Bahá’u’lláh confirma a perspectiva dos antigos gregos sobre a alma não ser afetada pelo corpo moribundo. Será que esse fenômeno, agora chamado de "lucidez terminal" e presenciado por milhares de pessoas ao redor do mundo, é apenas um produto da mente humana?

Não poderia a lucidez terminal ser um estado experimentado pelo paciente em fase final como prova da existência da alma, tal como as religiões afirmam há milênios?

A lucidez terminal, assim como o fenômeno EQM, pode estar mais relacionada à alma do que ao corpo, já que este se encontra comprometido.
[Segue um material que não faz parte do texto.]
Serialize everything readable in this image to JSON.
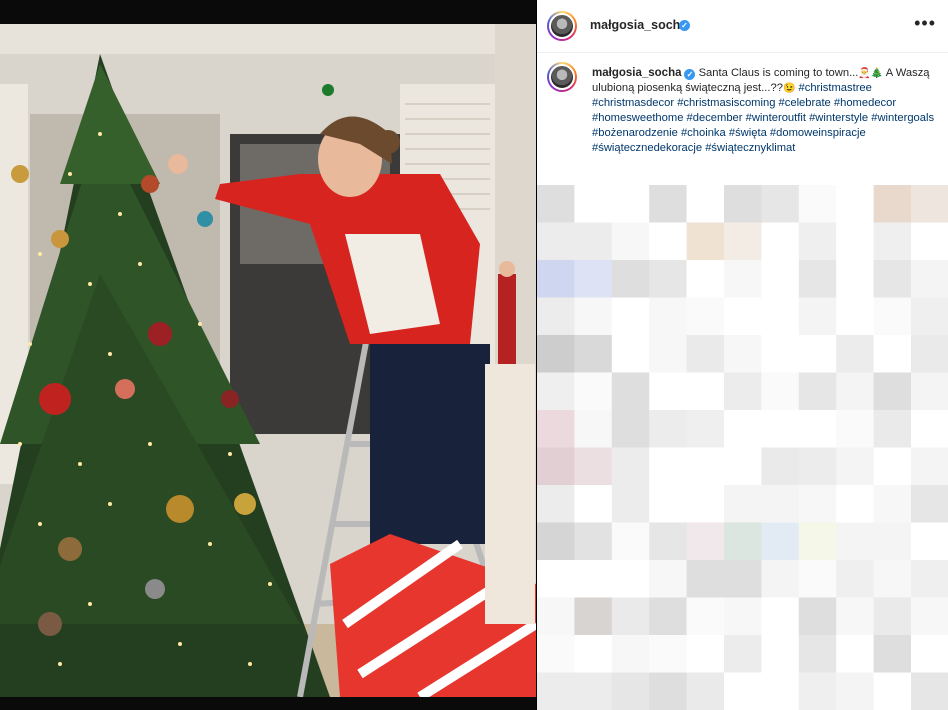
{
  "post": {
    "username": "małgosia_socha",
    "verified_mark": "✓",
    "more_icon": "•••",
    "caption": {
      "username": "małgosia_socha",
      "text_before": "Santa Claus is coming to town...",
      "emoji_1": "🎅",
      "emoji_2": "🎄",
      "text_after": " A Waszą ulubioną piosenką świąteczną jest...??",
      "emoji_3": "😉",
      "hashtags": [
        "#christmastree",
        "#christmasdecor",
        "#christmasiscoming",
        "#celebrate",
        "#homedecor",
        "#homesweethome",
        "#december",
        "#winteroutfit",
        "#winterstyle",
        "#wintergoals",
        "#bożenarodzenie",
        "#choinka",
        "#święta",
        "#domoweinspiracje",
        "#świątecznedekoracje",
        "#świątecznyklimat"
      ]
    }
  },
  "colors": {
    "hashtag": "#00376b",
    "text": "#262626",
    "verified": "#3897f0"
  }
}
Assim, conforme o corpo deixa de ser necessário e começa a se desintegrar, sujeito às leis do mundo material, a alma ascende ao plano espiritual, sem sofrer qualquer alteração imposta pelo físico.

A mente, portanto, seria fruto de uma inteligência superior, e não produto do cérebro, como sustentam os céticos. Está diretamente ligada à alma humana, que, ao contrário do que muitos acreditam, não se encontra dentro do corpo.

Refletindo sobre toda a magnitude desses temas — EQM e lucidez terminal — vêm-me as seguintes palavras reveladas por Bahá’u’lláh, que demonstram o quão profundos são esses assuntos e o quanto ainda temos a evoluir diante de nossas limitações e equívocos sobre a alma:

“Em verdade digo: a alma humana é, em sua essência, um dos sinais de Deus, um mistério entre Seus mistérios. É um dos poderosos sinais do Todo-Poderoso, o arauto que proclama a realidade de todos os mundos de Deus. Em seu âmago se oculta aquilo que o mundo está agora inteiramente incapaz de apreender.”